For Olympians and athletes in general, the point of training is to be the best at your sport and win medals. The targets associated with running a business successfully, however, vary greatly – it isn’t just to announce you’re ‘the best’. And there isn’t usually a trophy. There are many targets you may want to set, meet and exceed; financially and otherwise. You want to train and retain a good workforce for the long term for one, and you want to treat your suppliers, clients and customers in such a way that they remain loyal and consistent.
Putting everything into one resounding target won’t work. Companies are made up of so many different people with different responsibilities. As such, they need different targets; not just one overarching goal. Incentivising your staff to meet their targets and goals (after they’ve been set) can be tough though. Bonuses and financial perks are often pointless – there is minimal proof to suggest they make people work harder or even better. They can actually be destructive and a distraction.
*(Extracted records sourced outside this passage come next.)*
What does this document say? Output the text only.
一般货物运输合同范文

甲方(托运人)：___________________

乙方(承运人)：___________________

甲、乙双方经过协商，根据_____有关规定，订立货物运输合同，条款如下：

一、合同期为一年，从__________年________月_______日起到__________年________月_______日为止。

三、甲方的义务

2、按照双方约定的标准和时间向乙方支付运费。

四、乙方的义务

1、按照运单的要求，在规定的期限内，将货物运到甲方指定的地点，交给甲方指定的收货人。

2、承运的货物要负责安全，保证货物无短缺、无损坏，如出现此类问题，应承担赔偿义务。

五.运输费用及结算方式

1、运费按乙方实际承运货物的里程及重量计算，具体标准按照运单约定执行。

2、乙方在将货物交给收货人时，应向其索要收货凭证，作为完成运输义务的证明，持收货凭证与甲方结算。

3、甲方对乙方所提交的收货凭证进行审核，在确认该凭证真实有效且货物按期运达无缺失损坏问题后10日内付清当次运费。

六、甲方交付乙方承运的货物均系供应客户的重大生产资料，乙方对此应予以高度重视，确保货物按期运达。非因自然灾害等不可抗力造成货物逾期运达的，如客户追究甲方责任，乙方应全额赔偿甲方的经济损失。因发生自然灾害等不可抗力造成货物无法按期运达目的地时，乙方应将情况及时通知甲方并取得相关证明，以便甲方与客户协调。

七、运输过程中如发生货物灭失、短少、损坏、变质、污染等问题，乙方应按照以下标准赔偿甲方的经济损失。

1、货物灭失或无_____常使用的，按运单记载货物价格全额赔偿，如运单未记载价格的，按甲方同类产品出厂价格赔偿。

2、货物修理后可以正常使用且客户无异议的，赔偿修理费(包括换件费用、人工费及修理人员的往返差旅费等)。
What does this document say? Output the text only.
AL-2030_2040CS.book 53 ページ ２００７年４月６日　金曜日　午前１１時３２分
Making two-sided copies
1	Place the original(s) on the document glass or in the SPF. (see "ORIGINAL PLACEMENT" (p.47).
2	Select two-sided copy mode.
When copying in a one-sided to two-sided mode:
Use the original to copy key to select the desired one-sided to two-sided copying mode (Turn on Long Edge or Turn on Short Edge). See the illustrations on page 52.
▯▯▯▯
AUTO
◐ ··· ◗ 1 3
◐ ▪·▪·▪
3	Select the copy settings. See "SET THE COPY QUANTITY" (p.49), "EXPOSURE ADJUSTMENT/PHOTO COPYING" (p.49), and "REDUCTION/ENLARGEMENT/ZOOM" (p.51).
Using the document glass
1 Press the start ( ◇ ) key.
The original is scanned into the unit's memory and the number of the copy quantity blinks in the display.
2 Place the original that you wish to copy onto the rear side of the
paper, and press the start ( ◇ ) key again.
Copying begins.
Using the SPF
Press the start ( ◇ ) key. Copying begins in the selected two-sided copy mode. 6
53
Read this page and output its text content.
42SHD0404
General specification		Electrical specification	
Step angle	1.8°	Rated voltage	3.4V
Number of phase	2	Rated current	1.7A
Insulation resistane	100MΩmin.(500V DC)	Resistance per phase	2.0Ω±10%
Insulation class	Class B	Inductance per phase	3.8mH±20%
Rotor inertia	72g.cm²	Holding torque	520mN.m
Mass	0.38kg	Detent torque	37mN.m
At Kentish and Co, we believe having a skilled and talented workforce is the most important for success, although we also believe it’s what you do with your talent that is critical when it comes to things like succession planning, productivity levels and staff wellbeing. People will stay in one job if they’re happy. Generally, people want to move on to gain new skills or embark on a career change because they’re unhappy. If your people are content and continuously learning, developing and being rewarded for their efforts, they won’t want to leave and their loyalty will deepen – positively impacting the business and the culture of your organisation. Not to mention helping them reach their personal and business goals.
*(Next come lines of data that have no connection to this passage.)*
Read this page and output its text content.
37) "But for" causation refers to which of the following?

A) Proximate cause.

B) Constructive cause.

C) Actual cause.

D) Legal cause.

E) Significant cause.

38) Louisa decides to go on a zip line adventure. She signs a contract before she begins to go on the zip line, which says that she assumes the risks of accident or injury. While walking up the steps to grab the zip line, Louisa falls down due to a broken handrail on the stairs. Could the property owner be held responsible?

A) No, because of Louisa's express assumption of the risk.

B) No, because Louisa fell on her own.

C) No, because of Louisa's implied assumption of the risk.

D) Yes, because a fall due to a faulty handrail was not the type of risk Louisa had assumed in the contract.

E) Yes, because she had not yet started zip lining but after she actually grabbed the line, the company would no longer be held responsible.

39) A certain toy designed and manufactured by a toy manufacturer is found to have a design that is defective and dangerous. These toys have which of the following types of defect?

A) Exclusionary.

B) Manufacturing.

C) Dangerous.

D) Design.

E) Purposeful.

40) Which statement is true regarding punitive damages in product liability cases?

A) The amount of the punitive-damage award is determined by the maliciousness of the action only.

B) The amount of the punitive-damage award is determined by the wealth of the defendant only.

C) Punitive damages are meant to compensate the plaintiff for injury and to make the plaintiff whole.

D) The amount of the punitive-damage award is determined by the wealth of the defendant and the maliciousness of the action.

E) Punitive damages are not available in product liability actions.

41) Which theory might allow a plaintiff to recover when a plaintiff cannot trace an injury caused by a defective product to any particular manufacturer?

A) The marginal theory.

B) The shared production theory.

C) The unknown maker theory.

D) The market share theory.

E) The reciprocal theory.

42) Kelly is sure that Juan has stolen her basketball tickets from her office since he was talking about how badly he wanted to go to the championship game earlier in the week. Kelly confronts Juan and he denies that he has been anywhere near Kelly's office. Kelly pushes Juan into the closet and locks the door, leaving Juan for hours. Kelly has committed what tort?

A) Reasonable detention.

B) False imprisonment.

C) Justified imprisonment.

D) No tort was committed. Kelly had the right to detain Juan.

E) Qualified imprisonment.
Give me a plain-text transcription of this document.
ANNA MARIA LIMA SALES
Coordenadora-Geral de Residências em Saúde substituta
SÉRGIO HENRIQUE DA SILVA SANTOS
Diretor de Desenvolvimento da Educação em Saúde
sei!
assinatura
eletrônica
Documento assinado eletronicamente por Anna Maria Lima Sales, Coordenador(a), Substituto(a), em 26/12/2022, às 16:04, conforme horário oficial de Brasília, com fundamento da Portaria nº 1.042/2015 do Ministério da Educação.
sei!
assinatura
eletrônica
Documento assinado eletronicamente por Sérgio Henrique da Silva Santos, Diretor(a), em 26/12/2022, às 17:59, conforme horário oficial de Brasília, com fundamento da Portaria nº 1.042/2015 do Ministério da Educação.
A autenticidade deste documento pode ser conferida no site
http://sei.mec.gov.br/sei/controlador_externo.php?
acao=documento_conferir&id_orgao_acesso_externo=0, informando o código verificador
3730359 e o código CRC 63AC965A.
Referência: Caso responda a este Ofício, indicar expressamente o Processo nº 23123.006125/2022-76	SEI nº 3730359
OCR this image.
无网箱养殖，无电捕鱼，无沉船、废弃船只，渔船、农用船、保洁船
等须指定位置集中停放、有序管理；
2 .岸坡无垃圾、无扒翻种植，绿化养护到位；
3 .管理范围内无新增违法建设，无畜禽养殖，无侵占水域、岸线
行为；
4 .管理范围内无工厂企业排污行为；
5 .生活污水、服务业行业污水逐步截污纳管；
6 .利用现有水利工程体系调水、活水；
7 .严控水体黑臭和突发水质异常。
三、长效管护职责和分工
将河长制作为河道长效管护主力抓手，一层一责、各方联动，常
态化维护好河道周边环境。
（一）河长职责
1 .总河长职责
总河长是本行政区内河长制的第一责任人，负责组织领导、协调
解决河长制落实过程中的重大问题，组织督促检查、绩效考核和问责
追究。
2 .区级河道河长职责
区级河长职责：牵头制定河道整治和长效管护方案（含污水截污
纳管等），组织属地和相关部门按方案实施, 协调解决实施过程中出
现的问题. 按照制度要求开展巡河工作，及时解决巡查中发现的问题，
All individuals should appreciate and understand the power self-development will have on increasing life and career opportunities. For an employer, it is first and foremost crucial that you hire people whose behaviour and attitudes are in line with the value of the company. Without this, you can’t get far. You should hire curious people, who are capable of picking up new skills whilst working. Companies who invest in their people in order to enhance their talent pipeline and increase staff retention are always going to be the most successful.
It’s all about driving change in attitudes. As people development experts, we work closely with in-house teams, across all departments and sectors, to find out what is needed for both employer and employee to get the most out of their working lives. We want to encourage a holistic approach to learning and development within organisations and help staff feel comfortable approaching their employers about the matter.
If you want business success you have to invest in it, which comes down to the people who make up the organisation – better them and you better the company. Do set goals, just tailor them to each individual. They can be as ambitious as you like – just make sure your people are equipped to meet them. It’s down to the employer to make this possible.